What makes a writer Australian?

 

Australian Coat of Arms (adopted 1912)
Image via Wikipedia

 

It’s a debate or argument or concern that’s been had in any country with a national or local prize for creative art.  What makes an Australian (or American or Japanese or British) writer (or artist or singer or actress or scientist)?  Within the Australian book publishing industry and general readership, things get more confused.  It’s pretty well known that internationally most – and I say most because there’s always an exception or two – crime and genre fiction set in Australia does not fare very well.  If we only included fiction set in the country, we’d be excluding some of our best writers and books, ones that really deserve recognition.

We can’t simply count any book published in Australia for two reasons:  firstly, there’s a good chunk of American and British and translated novels being published locally.  Secondly, many Australian authors who have set their books in fantastical settings or more global locations can find their agents and publishers outside of Australia, and often their true nationality escapes the notice of readers and publishers.

There isn’t an algorithm to define whether citizenship or residency or birth defines “Australian” for the purposes of publishers, readers or writers concerns.  The waters are muddied by expats and short-term visitors of other nationalities sometimes including Australiana in their writing and of the added veracity a claim on Australian cultural identity can bring to an ‘about the author’ section in these books.

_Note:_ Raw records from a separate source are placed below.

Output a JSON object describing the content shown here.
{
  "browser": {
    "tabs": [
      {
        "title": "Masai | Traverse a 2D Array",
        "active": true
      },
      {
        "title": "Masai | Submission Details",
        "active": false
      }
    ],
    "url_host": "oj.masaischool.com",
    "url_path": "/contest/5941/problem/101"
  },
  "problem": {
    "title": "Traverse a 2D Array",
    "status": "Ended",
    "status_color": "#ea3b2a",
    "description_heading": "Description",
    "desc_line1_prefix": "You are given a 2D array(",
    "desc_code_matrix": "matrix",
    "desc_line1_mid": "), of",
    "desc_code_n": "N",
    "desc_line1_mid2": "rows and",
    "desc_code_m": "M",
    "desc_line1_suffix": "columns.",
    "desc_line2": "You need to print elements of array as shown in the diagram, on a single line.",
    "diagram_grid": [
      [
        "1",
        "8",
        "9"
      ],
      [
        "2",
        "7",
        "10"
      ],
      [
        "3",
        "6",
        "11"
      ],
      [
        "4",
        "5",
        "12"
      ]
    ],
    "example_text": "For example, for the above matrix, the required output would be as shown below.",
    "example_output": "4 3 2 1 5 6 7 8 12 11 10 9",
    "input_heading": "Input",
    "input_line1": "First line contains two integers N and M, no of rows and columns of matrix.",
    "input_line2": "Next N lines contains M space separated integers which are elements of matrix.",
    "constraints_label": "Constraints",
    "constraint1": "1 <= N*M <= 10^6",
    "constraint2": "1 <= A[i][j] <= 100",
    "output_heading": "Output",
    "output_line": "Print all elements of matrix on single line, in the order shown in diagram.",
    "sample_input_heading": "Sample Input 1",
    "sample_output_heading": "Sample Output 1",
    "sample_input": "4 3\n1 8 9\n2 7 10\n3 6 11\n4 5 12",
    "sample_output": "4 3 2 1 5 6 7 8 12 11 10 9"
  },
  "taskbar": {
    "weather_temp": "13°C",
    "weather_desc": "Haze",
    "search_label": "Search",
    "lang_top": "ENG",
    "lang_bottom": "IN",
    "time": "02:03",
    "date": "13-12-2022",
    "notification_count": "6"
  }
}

But in my mind, the real measure of a book and its worth and cultural value is not the author’s background.  It is the book’s content.  If a book is set in Australia or about Australia, it counts as fiction about Australia.  And by quite reasonably clear definition if a book is published in Australia and written by an Australian resident or citizen, it is viable for a number of awards that internationally sourced books are not.  I’ve never thought it needed more debate than this; there are heaps of culturally biased and insensitive books out there in the world, after all.  It is just as likely that a native or resident writer will produce fiction offensive to or unrepresentative of Australian culture as it is that such content comes from overseas writers.

I suspect that many readers, especially of popular fiction and dust-jacket blurbs, have learnt somehow to confuse cultural context and a sense of veracity and quality with geography.  ‘Australian writer’ arguably does not mean anything more than that the writer is or has been in possession of an Australian passport, birth certificate or residency visa.  But there’s a lot more to the quality, accuracy and flavour of Australian-based literature that can lie outside those legal lines, and getting caught up in arguments over it all is more likely through waste of time to deprive individuals of good reading time than it is to ever result in a satisfying definition of ‘Australian’.  Unless you’re judging an annual and geographically specific award, little else should matter.